How Do You Know When It’s Time to Sell?

how do you know when it’s time to sell

In April, Vermillion Financial Advisors review their clients’ investment portfolios and their financial objectives. To supplement this work, VFA has chosen to provide you, our readers, with an article to provide more insight into your investments.

Most investors have a process for purchasing an investment. It usually involves performing research, comparing similar investments or investment types, and considering a number of more personal factors, including time horizon, risk tolerance and goals.

Few investors, however, have a tried-and-true process for selling an investment. Yet knowing when to sell can be every bit as important as knowing what to buy. Here are some guidelines that can help you decide whether it is time to let an investment go.investment

  • You’re concerned with performance. If you are thinking of selling a holding simply due to a recent drop in price, take a deep breath and reconsider. Ask yourself these questions: Is my investment truly performing badly, or is it a consequence of larger economic and market conditions? How has the investment performed relative to similar investments over the last 1-, 3-, and 5-year periods? Have there been changes in management or ownership that have directly impacted its performance?

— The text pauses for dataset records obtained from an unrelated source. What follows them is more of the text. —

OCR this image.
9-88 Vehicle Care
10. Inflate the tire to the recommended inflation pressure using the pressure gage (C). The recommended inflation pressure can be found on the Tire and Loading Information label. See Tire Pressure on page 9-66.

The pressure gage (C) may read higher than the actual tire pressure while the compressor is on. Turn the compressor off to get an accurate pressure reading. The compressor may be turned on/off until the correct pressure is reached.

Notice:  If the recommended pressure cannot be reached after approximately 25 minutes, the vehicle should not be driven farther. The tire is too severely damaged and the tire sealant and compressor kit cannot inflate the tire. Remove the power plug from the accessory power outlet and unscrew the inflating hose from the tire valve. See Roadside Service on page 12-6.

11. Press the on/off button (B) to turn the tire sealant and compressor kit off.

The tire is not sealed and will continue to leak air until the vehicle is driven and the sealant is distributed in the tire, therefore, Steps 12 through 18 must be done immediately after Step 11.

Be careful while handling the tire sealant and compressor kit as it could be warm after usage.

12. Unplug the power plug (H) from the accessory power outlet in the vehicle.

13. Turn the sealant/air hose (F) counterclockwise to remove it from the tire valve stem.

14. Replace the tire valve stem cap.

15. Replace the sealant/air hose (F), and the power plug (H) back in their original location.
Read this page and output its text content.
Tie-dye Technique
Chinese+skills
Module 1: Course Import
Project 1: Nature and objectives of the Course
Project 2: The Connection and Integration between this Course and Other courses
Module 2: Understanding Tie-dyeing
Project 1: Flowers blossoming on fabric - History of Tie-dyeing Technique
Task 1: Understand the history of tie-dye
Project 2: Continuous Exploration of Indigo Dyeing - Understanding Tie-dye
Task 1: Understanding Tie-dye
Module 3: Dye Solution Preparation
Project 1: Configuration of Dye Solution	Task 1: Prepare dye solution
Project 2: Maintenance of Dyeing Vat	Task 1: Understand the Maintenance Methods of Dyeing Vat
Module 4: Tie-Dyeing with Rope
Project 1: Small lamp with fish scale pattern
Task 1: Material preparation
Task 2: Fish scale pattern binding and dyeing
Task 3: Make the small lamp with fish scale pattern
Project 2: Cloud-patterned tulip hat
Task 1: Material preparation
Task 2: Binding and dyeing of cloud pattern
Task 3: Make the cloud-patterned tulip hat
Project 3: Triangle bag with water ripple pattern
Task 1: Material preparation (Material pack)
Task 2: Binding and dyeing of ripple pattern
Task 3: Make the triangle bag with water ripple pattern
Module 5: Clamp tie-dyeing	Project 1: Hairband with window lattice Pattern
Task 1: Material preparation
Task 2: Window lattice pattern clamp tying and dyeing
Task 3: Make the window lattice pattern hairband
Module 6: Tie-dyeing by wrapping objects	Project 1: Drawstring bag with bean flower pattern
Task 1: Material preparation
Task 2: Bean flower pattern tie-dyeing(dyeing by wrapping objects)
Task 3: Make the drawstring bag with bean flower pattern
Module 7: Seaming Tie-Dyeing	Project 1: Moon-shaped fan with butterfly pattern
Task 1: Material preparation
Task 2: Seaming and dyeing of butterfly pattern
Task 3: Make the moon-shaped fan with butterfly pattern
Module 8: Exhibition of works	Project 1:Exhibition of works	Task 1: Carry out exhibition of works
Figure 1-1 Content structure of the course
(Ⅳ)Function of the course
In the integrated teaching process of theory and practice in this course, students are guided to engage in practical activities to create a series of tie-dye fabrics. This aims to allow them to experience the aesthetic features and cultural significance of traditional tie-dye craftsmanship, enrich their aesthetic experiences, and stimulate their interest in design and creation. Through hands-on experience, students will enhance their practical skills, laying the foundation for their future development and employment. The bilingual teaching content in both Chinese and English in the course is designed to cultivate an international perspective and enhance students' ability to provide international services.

If your investment has been a perennial underperformer, it may be time to move on. But it’s never advisable to sell solely on impulse. Extreme market swings can make even the most seasoned investors nervous. Think of your long-term goals and remember that trying to time the market can often bring disastrous results.
  • You experience changes in your overall risk tolerance, time horizon, or goals. An investment that made perfect sense for your while you were in your 30s and 40s may no longer be as suitable as you get older. If you are no longer comfortable with an investment’s degree of volatility — particularly as you near retirement age — it may be time to sell.
  • You need to rebalance or diversify. Financial experts recommend rebalancing your portfolio at least annually. To do so means selling a portion of some of your winners to reallocate among investments that may not have performed as strongly. The goal here is to make sure that your portfolio is properly diversified. Being too heavily invested in one security or one type of asset class can expose you to a higher-than-intended level of risk. (Note: Asset allocation and diversification do not ensure a profit or protect against a loss in a declining market.)
  • You made a bad decision. It can be tough to buck the “herd mentality.” If you bought an investment because it was the hot ticket at the time and now realize that it’s not suitable for you, it’s probably best to let it go.
  • You find a better and/or cheaper alternative. Sometimes it may be practical to move from one investment to another. For example, you may be happy with your mutual fund’s performance, but not its fees. If you can find similar investment with a similar track record that minimizes the costs to you, it may be wise to switch.
  • You need the cash. Sometimes you have to part with an investment even though you’d rather not do so. But should you sell an investment that’s currently experiencing a run-up, or one that’s been battered? It may be worthwhile to consult with your tax professional. Selling an investment that has lost value can pay dividends at tax time by allowing you to use the deduction to offset other gains.

This column is provided through the Financial Planning Association, the membership organization for the financial planning community. 


Note: The opinions voiced in this material are for general information only and not intended to provide specific advice or recommendation for any individual. Please remember that past performance of investments may not be indicative of future results. Different types of investments involve varying degrees of risk, and there can be no assurance that the future performance of any specific investment, investment strategy, or product made reference to directly or indirectly in this newsletter (article), will be profitable, equal any corresponding indicated historical performance level(s), or be suitable for your portfolio. Due to various factors, including changing market conditions, the content may no longer be reflective of current opinions or positions. Moreover, you should not assume that any discussion or information contained in this post serves as the receipt of, or as a substitute for, personalized investment advice from Vermillion Financial Advisors, Inc. To the extent that a reader has any questions regarding the applicability of any specific issue discussed within this newsletter to his/her individual situation, he/she is encouraged to consult with the professional advisor of his/her choosing. A copy of our current written disclosure statement discussing our advisory services and fees is available for review upon request.